An example of a single sprint session (which could last a day, a week, or even a month) could involve having your students work intensely on a science project, with each student working in a group on a different component. At the end of each sprint, you can hold a review to discuss what was completed, as well as a retrospective as a means to converse about lessons learned.

Please let me know if this answers your question, Gloria, and thanks for a great future article idea!

Gloria Mitchell's picture
Gloria Mitchell
Secondary Education student in Chicago

Thanks, Chris! I'm familiar with the sprint, the daily stand-up, etc., from my husband's work as a software developer. I had thought I'd try this out and write about it from an English teacher's point of view. I'll be interested to know if you have additional thoughts, too -- thank you for your insights!

Chris's picture
Chris
PMI-Certified Project Manager, CSM, Mom, PTA Member, Writer
Blogger 2014

You're welcome! As you're fairly well-versed in Agile concepts, if there something more specific you'd like to learn about or want to see in a future article, please feel free to share it!

nuria g's picture
nuria g
Social Project Entrepreneur

Spending most of my professional career managing projects, I am now sharing the project management skills with elementary school students through project-based, experiential science learning using real-life projects. In our programs, we believe in student-driven learning and let them experiment, fail and learn.

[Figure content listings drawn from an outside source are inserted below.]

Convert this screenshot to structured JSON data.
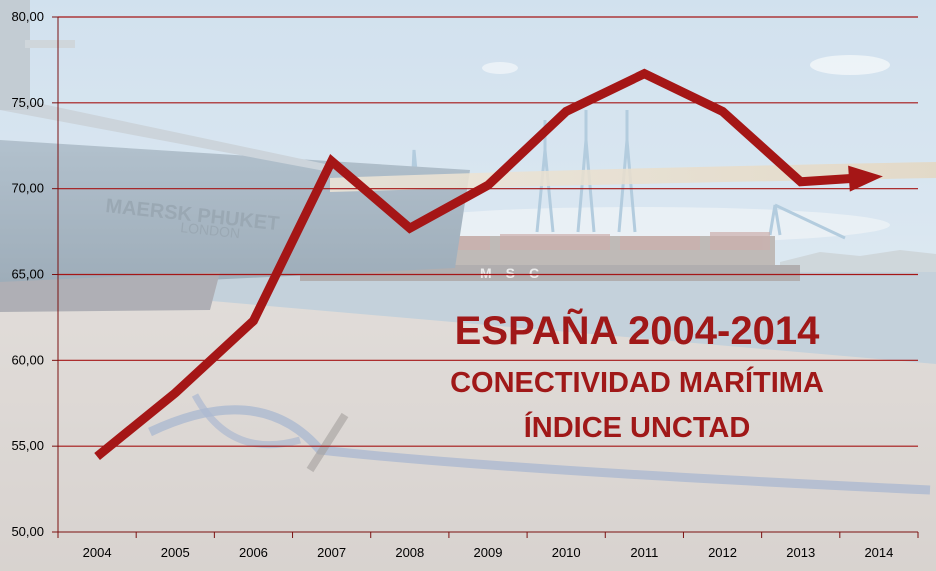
{
  "chart_data": {
    "type": "line",
    "title_lines": [
      "ESPAÑA 2004-2014",
      "CONECTIVIDAD MARÍTIMA",
      "ÍNDICE UNCTAD"
    ],
    "x": [
      "2004",
      "2005",
      "2006",
      "2007",
      "2008",
      "2009",
      "2010",
      "2011",
      "2012",
      "2013",
      "2014"
    ],
    "series": [
      {
        "values": [
          54.4,
          58.1,
          62.3,
          71.6,
          67.7,
          70.2,
          74.5,
          76.7,
          74.5,
          70.4,
          70.7
        ]
      }
    ],
    "yticks": [
      "50,00",
      "55,00",
      "60,00",
      "65,00",
      "70,00",
      "75,00",
      "80,00"
    ],
    "ylim": [
      50,
      80
    ],
    "grid": true,
    "line_color": "#a51616",
    "grid_color": "#a51616",
    "title_color": "#a01818"
  }
}
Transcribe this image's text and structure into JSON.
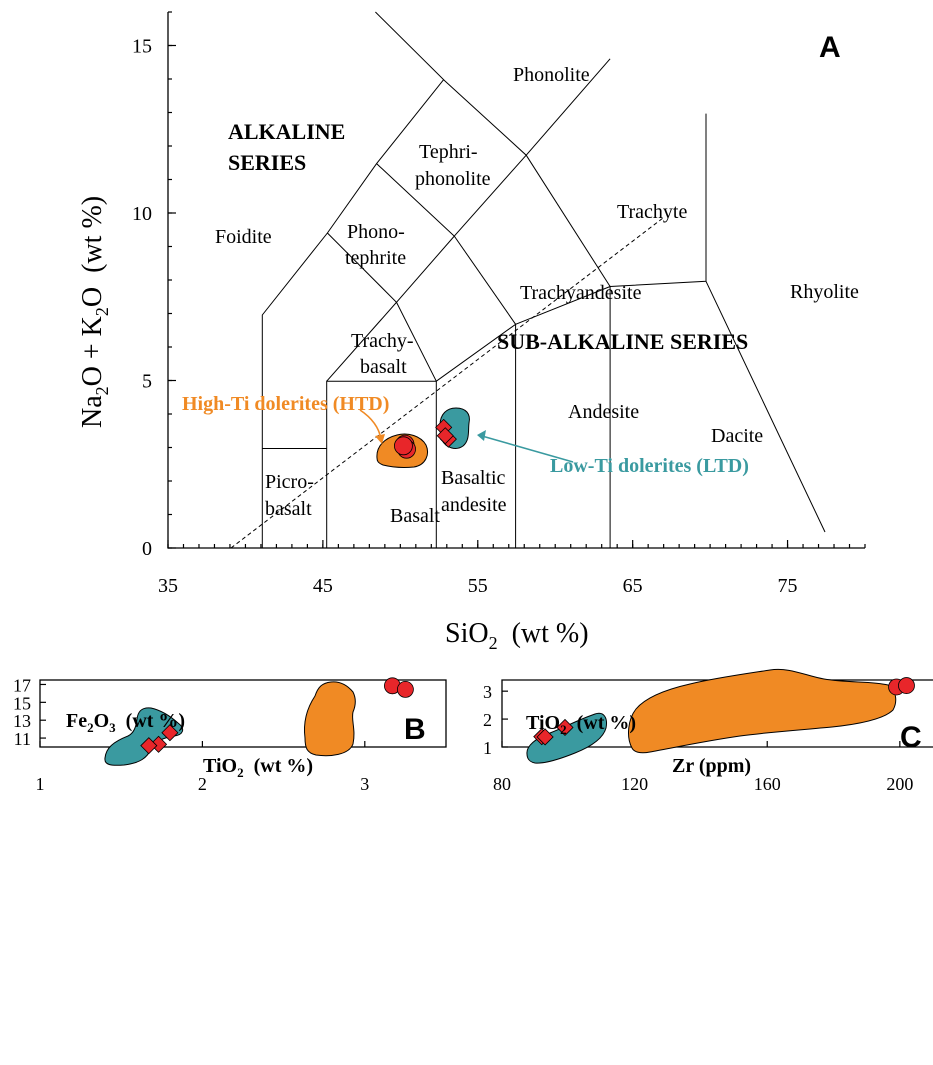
{
  "chart_data": [
    {
      "type": "scatter",
      "panel": "A",
      "title": "",
      "xlabel": "SiO2 (wt %)",
      "ylabel": "Na2O + K2O (wt %)",
      "xlim": [
        35,
        80
      ],
      "ylim": [
        0,
        16
      ],
      "xticks": [
        35,
        45,
        55,
        65,
        75
      ],
      "yticks": [
        0,
        5,
        10,
        15
      ],
      "grid": false,
      "series_labels": {
        "alkaline": "ALKALINE SERIES",
        "subalkaline": "SUB-ALKALINE SERIES"
      },
      "fields": [
        "Foidite",
        "Picro-basalt",
        "Basalt",
        "Basaltic andesite",
        "Andesite",
        "Dacite",
        "Rhyolite",
        "Trachy-basalt",
        "Phono-tephrite",
        "Tephri-phonolite",
        "Phonolite",
        "Trachyandesite",
        "Trachyte"
      ],
      "annotations": [
        {
          "text": "High-Ti dolerites (HTD)",
          "color": "#f08a24"
        },
        {
          "text": "Low-Ti dolerites (LTD)",
          "color": "#3a9aa0"
        }
      ],
      "series": [
        {
          "group": "HTD",
          "marker": "circle",
          "x": [
            50.3,
            50.4,
            50.2
          ],
          "y": [
            3.1,
            2.95,
            3.05
          ]
        },
        {
          "group": "LTD",
          "marker": "diamond",
          "x": [
            52.8,
            53.1,
            52.9
          ],
          "y": [
            3.6,
            3.25,
            3.35
          ]
        }
      ]
    },
    {
      "type": "scatter",
      "panel": "B",
      "title": "Fe2O3 (wt %)",
      "xlabel": "TiO2 (wt %)",
      "ylabel": "",
      "xlim": [
        1,
        3.5
      ],
      "ylim": [
        10,
        17.5
      ],
      "xticks": [
        1,
        2,
        3
      ],
      "yticks": [
        11,
        13,
        15,
        17
      ],
      "grid": false,
      "series": [
        {
          "group": "HTD",
          "marker": "circle",
          "x": [
            3.17,
            3.25
          ],
          "y": [
            16.85,
            16.45
          ]
        },
        {
          "group": "LTD",
          "marker": "diamond",
          "x": [
            1.8,
            1.73,
            1.67
          ],
          "y": [
            11.6,
            10.3,
            10.15
          ]
        }
      ]
    },
    {
      "type": "scatter",
      "panel": "C",
      "title": "TiO2 (wt %)",
      "xlabel": "Zr (ppm)",
      "ylabel": "",
      "xlim": [
        80,
        210
      ],
      "ylim": [
        1,
        3.4
      ],
      "xticks": [
        80,
        120,
        160,
        200
      ],
      "yticks": [
        1,
        2,
        3
      ],
      "grid": false,
      "series": [
        {
          "group": "HTD",
          "marker": "circle",
          "x": [
            199,
            202
          ],
          "y": [
            3.15,
            3.2
          ]
        },
        {
          "group": "LTD",
          "marker": "diamond",
          "x": [
            99,
            92,
            93
          ],
          "y": [
            1.7,
            1.37,
            1.36
          ]
        }
      ]
    }
  ],
  "colors": {
    "htd": "#f08a24",
    "ltd": "#3a9aa0",
    "marker": "#e8262a"
  }
}
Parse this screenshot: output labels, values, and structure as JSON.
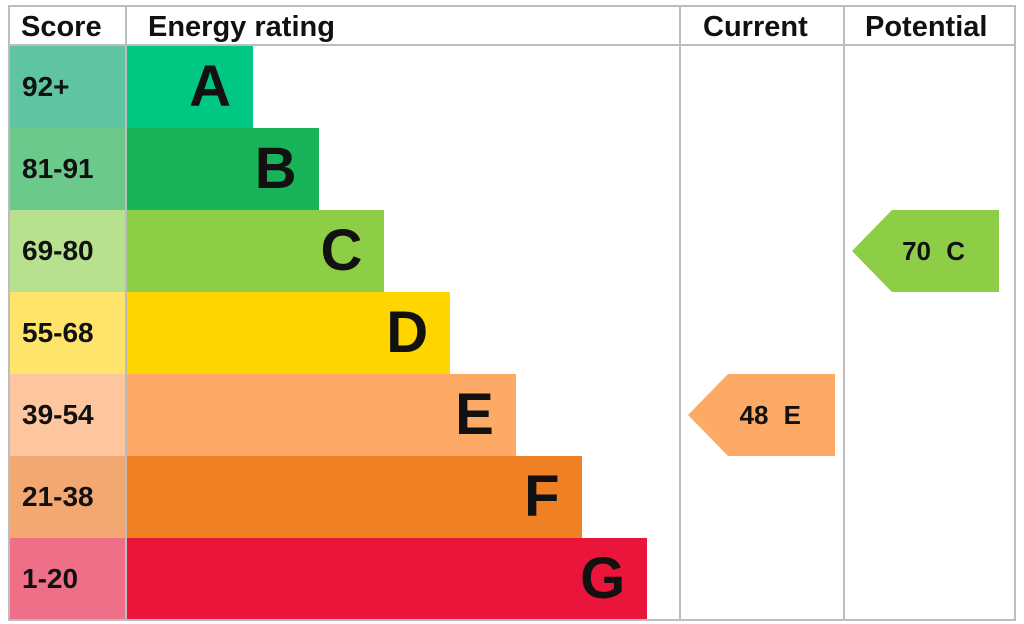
{
  "chart_data": {
    "type": "bar",
    "headers": {
      "score": "Score",
      "rating": "Energy rating",
      "current": "Current",
      "potential": "Potential"
    },
    "bands": [
      {
        "letter": "A",
        "range": "92+",
        "color": "#00c781",
        "score_color": "#5fc4a2"
      },
      {
        "letter": "B",
        "range": "81-91",
        "color": "#19b459",
        "score_color": "#6cc98c"
      },
      {
        "letter": "C",
        "range": "69-80",
        "color": "#8dce46",
        "score_color": "#b7e08f"
      },
      {
        "letter": "D",
        "range": "55-68",
        "color": "#ffd500",
        "score_color": "#ffe46c"
      },
      {
        "letter": "E",
        "range": "39-54",
        "color": "#fcaa65",
        "score_color": "#fdc69f"
      },
      {
        "letter": "F",
        "range": "21-38",
        "color": "#ef8023",
        "score_color": "#f3a872"
      },
      {
        "letter": "G",
        "range": "1-20",
        "color": "#e9153b",
        "score_color": "#ef6e88"
      }
    ],
    "current": {
      "value": 48,
      "band": "E",
      "label": "48 E",
      "color": "#fcaa65"
    },
    "potential": {
      "value": 70,
      "band": "C",
      "label": "70 C",
      "color": "#8dce46"
    }
  }
}
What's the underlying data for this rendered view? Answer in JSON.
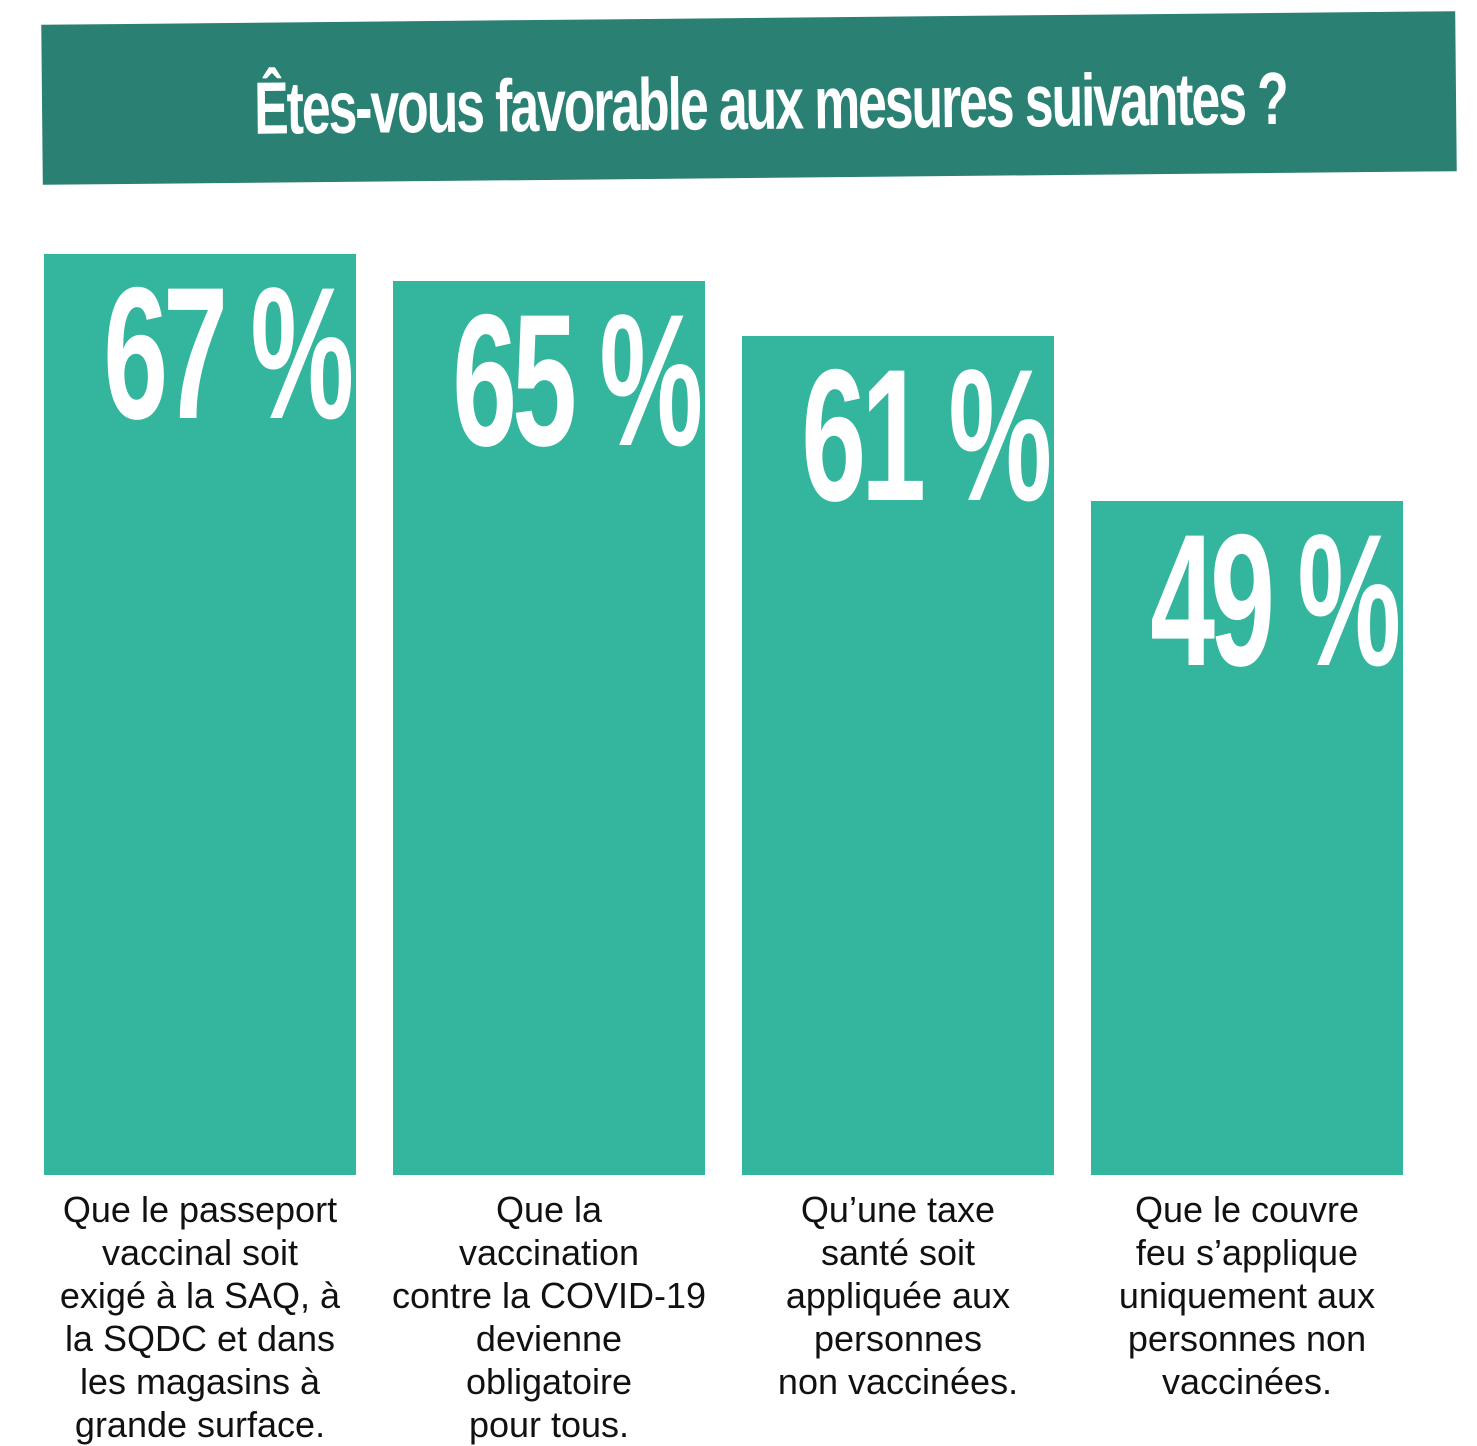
{
  "title": "Êtes-vous favorable aux mesures suivantes ?",
  "colors": {
    "banner": "#2a8072",
    "bar": "#33b59e",
    "bar_text": "#ffffff",
    "label_text": "#111111"
  },
  "chart_data": {
    "type": "bar",
    "title": "Êtes-vous favorable aux mesures suivantes ?",
    "unit": "%",
    "ylim": [
      0,
      100
    ],
    "grid": false,
    "categories": [
      "Que le passeport vaccinal soit exigé à la SAQ, à la SQDC et dans les magasins à grande surface.",
      "Que la vaccination contre la COVID-19 devienne obligatoire pour tous.",
      "Qu’une taxe santé soit appliquée aux personnes non vaccinées.",
      "Que le couvre feu s’applique uniquement aux personnes non vaccinées."
    ],
    "values": [
      67,
      65,
      61,
      49
    ],
    "value_labels": [
      "67 %",
      "65 %",
      "61 %",
      "49 %"
    ],
    "category_label_lines": [
      "Que le passeport\nvaccinal soit\nexigé à la SAQ, à\nla SQDC et dans\nles magasins à\ngrande surface.",
      "Que la\nvaccination\ncontre la COVID-19\ndevienne\nobligatoire\npour tous.",
      "Qu’une taxe\nsanté soit\nappliquée aux\npersonnes\nnon vaccinées.",
      "Que le couvre\nfeu s’applique\nuniquement aux\npersonnes non\nvaccinées."
    ]
  }
}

First we let them approach a project idea completely unstructured, on their own - without any PM tools. They normally fail at achieving their project objective, but they learn from it. Then they learn about importance of planning - identifying the tasks, sequence, dependencies and schedule - however basic they are.

I think the first failing attempt is a powerful teaching moment. It gives them an opportunity to see the difference, it gives them confidence and motivation as they come to that conclusion on their own.

It is amazing to see how they are able to apply those skills in subsequent projects - with a lot less help from instructors.

This is a part of our hands-on experiential learning program at iSchool for the Future where children learn science using their environment and then in turn apply the newly learned skills and knowledge to improve that environment (www.ischoolforthefuture.org).

Chris's picture
Chris
PMI-Certified Project Manager, CSM, Mom, PTA Member, Writer
Blogger 2014

Love the work that you're doing with iSchool, Nuria. It's so great to hear that project managers like yourself are directly leveraging your skills and allowing the students to learn the rudiments of project management. Even more impressive is empowering them to fail as a means to a more self-reliant, confident endgame.